Вот такая была жизнь. И такой добрый жил человек. Совсем не тот, каким очень хорошо умел казаться.
СТАНИСЛАВ МАЛОЗЁМОВ
СКАЖИ-КА, ДЯДЯ!
Рассказ
Не лестничной площадке второго этажа два здоровенных мужика, которым уже перевалило за пятьдесят, почти час бились в рукопашном бою до изнеможения, но с увлечением и удовольствием. Цементный пол и стены они художественно расписали кровавыми пятнами, полосками да сочными мазками. В подъезде было тесно матюгам, филигранно отточенным по смыслу и перечислению полного состава родственников. Мужики разлетались к противоположным стенам, за секунду приводили себя в порядок, стирая рукавами рубах кровь с территории лиц, после чего отталкивались от стен задницами и в сотый раз стукались телами, рыча да вспоминая самые гадкие, неприличные слова. В перерывах они разливали в стоящие на безопасном расстоянии стаканы «московскую» и занюхивали проглоченное окровавленными кулаками. Соседями они стали всего месяц назад, поэтому для зачатия мужской дружбы и общения домами надо было познакомиться правильно. Хорошо выпить за знакомство и проверить обоюдную надёжность кулачным боем. Сражались они и употребляли попутно «проклятую» уже четвертый раз, каждую субботу, и всегда, расползаясь по квартирам, обнимались по-братски. Одного звали дядя Коля, другого - дядя Витя. Вот он и переехал в этот редкий по красоте и комфорту дом из корявой «хрущёвки». А в тысяча девятьсот шестидесятом году город Зарайск имел сорок три двухэтажки, одобренных для процветающей жизни советских граждан самим Никитой Сергеевичем.

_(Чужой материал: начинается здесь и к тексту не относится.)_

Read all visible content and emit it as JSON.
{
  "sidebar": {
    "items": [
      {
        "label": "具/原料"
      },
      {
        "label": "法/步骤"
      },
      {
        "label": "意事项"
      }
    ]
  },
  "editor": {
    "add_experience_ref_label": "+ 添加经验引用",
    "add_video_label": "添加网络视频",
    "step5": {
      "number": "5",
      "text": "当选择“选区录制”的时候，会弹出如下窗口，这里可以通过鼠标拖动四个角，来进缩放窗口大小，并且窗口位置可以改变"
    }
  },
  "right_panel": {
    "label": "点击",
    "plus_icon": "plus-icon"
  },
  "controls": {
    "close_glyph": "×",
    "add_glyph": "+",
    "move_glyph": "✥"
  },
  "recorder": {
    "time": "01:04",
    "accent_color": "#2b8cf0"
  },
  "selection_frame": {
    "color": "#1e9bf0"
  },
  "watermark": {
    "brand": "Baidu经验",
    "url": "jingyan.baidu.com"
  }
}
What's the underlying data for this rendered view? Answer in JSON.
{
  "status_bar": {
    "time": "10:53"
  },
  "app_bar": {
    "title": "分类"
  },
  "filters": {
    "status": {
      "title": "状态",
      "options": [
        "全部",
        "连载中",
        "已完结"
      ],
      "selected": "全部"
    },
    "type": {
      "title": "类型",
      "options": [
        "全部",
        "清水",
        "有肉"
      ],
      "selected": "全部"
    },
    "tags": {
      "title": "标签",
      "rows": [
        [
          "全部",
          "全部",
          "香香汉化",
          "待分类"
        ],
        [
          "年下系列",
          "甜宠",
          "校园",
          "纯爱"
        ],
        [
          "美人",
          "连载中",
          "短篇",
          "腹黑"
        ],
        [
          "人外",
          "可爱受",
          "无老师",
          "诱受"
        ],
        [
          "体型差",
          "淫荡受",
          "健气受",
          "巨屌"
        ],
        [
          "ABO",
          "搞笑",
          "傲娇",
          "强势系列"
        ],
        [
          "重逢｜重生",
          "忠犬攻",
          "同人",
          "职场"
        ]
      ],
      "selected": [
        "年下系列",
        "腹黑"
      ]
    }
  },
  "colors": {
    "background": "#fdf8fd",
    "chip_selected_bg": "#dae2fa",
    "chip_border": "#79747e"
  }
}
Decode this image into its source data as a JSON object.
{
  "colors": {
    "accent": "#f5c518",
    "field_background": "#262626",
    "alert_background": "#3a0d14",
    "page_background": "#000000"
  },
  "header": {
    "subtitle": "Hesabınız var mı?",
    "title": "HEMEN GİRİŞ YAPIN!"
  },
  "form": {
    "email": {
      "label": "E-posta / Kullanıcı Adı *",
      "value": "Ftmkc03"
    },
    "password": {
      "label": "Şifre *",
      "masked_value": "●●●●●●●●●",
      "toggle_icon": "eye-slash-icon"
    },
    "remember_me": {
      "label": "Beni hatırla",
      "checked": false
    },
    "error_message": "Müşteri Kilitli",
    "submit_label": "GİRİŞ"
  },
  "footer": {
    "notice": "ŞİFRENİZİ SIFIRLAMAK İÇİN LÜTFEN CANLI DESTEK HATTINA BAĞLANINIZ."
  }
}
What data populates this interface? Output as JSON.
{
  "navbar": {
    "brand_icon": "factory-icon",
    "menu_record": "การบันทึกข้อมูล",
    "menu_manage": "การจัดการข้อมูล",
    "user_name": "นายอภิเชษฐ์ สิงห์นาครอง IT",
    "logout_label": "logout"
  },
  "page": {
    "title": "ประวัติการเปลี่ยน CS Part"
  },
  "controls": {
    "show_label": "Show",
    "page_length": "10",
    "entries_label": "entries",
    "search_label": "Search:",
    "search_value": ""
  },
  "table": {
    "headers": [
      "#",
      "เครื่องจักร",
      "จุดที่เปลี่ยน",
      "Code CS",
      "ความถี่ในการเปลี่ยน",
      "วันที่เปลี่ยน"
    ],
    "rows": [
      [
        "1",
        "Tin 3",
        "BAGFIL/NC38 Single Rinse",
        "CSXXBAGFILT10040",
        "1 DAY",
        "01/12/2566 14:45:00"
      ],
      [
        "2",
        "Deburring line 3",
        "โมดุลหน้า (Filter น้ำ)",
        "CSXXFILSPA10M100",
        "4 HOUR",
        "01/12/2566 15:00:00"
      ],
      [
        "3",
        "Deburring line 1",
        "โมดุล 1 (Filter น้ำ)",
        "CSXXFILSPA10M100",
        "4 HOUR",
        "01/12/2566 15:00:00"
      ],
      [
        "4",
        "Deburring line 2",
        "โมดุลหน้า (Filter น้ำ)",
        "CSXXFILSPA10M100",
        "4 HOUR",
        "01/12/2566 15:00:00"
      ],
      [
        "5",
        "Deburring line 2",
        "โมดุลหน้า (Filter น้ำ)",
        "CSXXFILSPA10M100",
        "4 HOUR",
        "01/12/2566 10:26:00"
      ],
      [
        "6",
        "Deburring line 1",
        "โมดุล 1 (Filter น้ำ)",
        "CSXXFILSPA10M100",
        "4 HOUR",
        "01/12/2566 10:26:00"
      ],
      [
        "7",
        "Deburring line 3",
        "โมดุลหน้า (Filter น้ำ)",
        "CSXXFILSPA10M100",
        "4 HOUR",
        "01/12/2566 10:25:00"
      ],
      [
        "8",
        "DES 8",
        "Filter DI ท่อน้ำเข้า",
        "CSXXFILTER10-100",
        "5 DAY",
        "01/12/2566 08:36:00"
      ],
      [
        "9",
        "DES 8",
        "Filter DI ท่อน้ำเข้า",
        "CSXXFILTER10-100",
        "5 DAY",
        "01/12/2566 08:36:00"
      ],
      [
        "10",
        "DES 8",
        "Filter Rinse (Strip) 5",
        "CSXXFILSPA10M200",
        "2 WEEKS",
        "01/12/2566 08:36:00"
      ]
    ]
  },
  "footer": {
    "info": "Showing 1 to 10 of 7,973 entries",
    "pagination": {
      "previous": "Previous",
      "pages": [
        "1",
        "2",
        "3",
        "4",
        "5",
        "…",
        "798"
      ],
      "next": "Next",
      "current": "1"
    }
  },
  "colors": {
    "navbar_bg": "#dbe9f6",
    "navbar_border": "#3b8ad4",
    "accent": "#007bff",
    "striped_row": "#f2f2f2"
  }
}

Ну, и кроме них - девять больших, очень высоких четырёхэтажных, плотно увитых вензелями и культурно облагороженных отделкой из рельефной чешской штукатурки домов, установленных в центре. Для самых достойных людей города.
Сам дядя Витя к достойным причислен не был. Он шоферил на очень скорой помощи. И сам неприметный, да с такой же зарплатой. Квартиру дали его жене, тёте Панне, сбежавшей в войну от погибели подальше. За Урал. В Зарайск. Она в середине пятидесятых творила бухгалтерские чудеса на огромном заводе вискозного волокна, а в шестидесятом в виде награды за очень доблестный труд без единого замечания от десятков суровых ревизий её поселили в большую пятикомнатную квартиру, добросовестно и красиво переделанную из грязной коммуналки. Их старательно искореняли в Зарайске по мудрому решению обкома. Тётя Панна выглянула на площадку в самый пафосный момент, когда муж выпивал с соседом, сидя по-восточному на холодном окровавленном цементе.
- Виктор, вы ещё долго будете дружбу закреплять? Я тефтели уже сготовила. С картошкой «фри».